Cresce número de empresas que não vão investir

17/06/2009 - O número de empresas que não possuem programa de investimentos para este ano aumentou, voltando aos níveis de 2004. Foi o que revelou a pesquisa Sondagem de Investimentos da Indústria de Transformação, divulgada ontem pela Fundação Getulio Vargas (FGV). Das 820 empresas pesquisadas, 26% afirmaram que não planejam investir, sendo que, no ano passado, esta porcentagem ficava em 14%. "O ímpeto das empresas em investir diminuiu diante das incertezas", afirma Aloísio Campelo, coordenador de Sondagens Conjunturais do Ibre/FGV.

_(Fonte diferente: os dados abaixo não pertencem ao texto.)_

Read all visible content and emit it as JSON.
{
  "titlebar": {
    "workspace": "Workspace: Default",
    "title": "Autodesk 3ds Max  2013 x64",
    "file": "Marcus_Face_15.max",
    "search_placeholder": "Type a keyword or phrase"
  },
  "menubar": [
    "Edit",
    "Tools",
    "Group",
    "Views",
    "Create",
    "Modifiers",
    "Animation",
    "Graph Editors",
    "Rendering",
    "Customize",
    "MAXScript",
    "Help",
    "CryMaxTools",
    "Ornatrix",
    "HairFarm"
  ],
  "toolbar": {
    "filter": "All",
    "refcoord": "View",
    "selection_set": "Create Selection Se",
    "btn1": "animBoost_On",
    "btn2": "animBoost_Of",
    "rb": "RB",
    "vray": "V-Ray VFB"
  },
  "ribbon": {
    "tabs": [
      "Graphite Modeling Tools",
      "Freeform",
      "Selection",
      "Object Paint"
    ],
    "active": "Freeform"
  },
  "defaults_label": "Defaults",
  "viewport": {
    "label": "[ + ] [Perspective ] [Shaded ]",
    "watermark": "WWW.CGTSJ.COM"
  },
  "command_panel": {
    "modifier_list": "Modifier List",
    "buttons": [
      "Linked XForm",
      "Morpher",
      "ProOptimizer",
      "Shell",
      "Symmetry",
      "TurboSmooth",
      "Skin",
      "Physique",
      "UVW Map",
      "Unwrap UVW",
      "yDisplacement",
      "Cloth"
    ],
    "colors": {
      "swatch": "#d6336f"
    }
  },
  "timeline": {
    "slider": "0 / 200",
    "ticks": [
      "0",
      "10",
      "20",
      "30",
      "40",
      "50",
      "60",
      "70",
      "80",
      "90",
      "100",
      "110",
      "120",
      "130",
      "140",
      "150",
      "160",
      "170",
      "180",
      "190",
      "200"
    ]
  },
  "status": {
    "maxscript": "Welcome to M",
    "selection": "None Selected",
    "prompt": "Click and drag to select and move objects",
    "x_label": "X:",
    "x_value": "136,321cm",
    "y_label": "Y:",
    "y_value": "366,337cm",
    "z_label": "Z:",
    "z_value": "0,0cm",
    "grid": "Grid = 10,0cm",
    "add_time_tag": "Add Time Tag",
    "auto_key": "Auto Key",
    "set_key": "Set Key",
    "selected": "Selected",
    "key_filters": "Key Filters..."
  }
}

Entre as categorias analisadas, a de bens intermediários - que inclui a indústria metalúrgica, química e de papel e celulose, entre outros - foi a que apresentou a maior proporção de empresas sem programas de investimentos, com 35%, maior nível da série histórica, iniciada em 1999. Em 2008, esta proporção ficou em 16%.

A categoria material para construção também marcou recorde, saindo de 22% no ano passado para 33% agora. A intenção de investir no segmento de bens de capital passou de 14% para 25%, enquanto em bens de consumo ela subiu de 18% para 25% das menções. "A incerteza acerca da demanda é o principal fator limitante à realização de investimentos. Isto mostra que as incertezas ainda são muito importantes, ainda têm muito peso nas decisões das empresas", explicou Campelo.

O levantamento confirmou essa percepção das companhias, dado que 50% dos consultados afirmaram que as dúvidas com relação à velocidade da retomada da demanda são um fator limitante de seus investimentos. No ano passado, essa proporção era de 18%, enquanto em 2007 alcançava 32%. "Neste ano essa resposta veio muito diferente do que era observado na série histórica, que mostrava que a previsibilidade e a confiança estavam aumentando", diz o especialista.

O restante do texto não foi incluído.